RANSAC can improve the robustness of the match. We repeatedly randomly select 4 points to calculate the homography matrix, count the points that are correctly converted, and finally select the matrix with the best effect. In addition, this algorithm is also helpful for solving image matching with subtitle. I made a slight modification to the algorithm to do this. When selecting points, I added a constraint on the minimum distance between points to ensure that points can be selected from a larger range, which reduces the probability that several points are all taken from subtitles. Of course, we can also downsample the image and directly perform a comparison similar to the first project, but this is less efficient and more complicated to implement.
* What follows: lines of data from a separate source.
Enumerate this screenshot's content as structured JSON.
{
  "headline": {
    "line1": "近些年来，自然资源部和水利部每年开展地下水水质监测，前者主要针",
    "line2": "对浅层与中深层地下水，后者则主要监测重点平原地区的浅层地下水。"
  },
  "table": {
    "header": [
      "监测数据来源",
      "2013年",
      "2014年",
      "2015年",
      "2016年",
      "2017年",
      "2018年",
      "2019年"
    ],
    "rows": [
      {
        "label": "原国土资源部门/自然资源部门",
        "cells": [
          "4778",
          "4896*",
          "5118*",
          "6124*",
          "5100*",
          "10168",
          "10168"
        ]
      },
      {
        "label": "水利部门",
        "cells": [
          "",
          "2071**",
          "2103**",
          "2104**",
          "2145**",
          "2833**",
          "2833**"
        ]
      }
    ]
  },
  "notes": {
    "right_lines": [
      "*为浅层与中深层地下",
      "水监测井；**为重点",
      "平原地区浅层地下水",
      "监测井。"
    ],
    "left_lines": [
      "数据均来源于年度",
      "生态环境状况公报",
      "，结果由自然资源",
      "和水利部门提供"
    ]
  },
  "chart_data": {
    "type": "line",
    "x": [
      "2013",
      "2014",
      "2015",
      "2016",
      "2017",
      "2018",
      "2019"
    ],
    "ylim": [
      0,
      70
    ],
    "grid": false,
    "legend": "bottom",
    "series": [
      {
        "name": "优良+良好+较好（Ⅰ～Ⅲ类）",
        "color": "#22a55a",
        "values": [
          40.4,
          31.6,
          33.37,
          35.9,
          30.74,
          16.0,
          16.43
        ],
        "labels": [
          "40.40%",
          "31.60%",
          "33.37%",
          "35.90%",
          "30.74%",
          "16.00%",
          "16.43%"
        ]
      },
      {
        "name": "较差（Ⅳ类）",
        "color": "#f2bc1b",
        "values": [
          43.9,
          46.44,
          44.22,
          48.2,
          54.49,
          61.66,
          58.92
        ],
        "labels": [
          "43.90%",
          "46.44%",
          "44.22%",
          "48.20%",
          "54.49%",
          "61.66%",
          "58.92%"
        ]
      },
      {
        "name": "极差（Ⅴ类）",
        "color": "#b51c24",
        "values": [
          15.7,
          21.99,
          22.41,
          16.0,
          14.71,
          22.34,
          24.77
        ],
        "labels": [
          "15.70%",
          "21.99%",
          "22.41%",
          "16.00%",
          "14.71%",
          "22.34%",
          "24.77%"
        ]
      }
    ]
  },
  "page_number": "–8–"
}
Without RANSAC, it would be difficult to automatically remove these subtitles, since the number and strength of matches produced by the subtitles are likely to be higher than those produced by the image. Of course, simply cutting off the bottom edge of the image would solve the problem. However, I think that these prior constraints on the points also avoid spending too much time on bad choices. Even if the selected matches are all correct, they are too close to get good results.

Bells & Whistles

In order to obtain a feature descriptor with rotation invariance, I calculated the local gradient direction according to the method in the paper, and then rotated the previously obtained feature descriptor. There is a problem here, that is, the coordinate system for calculating the gradient is different from the coordinate system for rotation, and the negative number of the angle must be used. I chose to rotate a previous image to demonstrate the effectiveness.

Because PS left a white border after rotating the image, the intersection on one side of the image is more obvious.

My favorite part about this experiment is that we were able to achieve great results by making small improvements over time.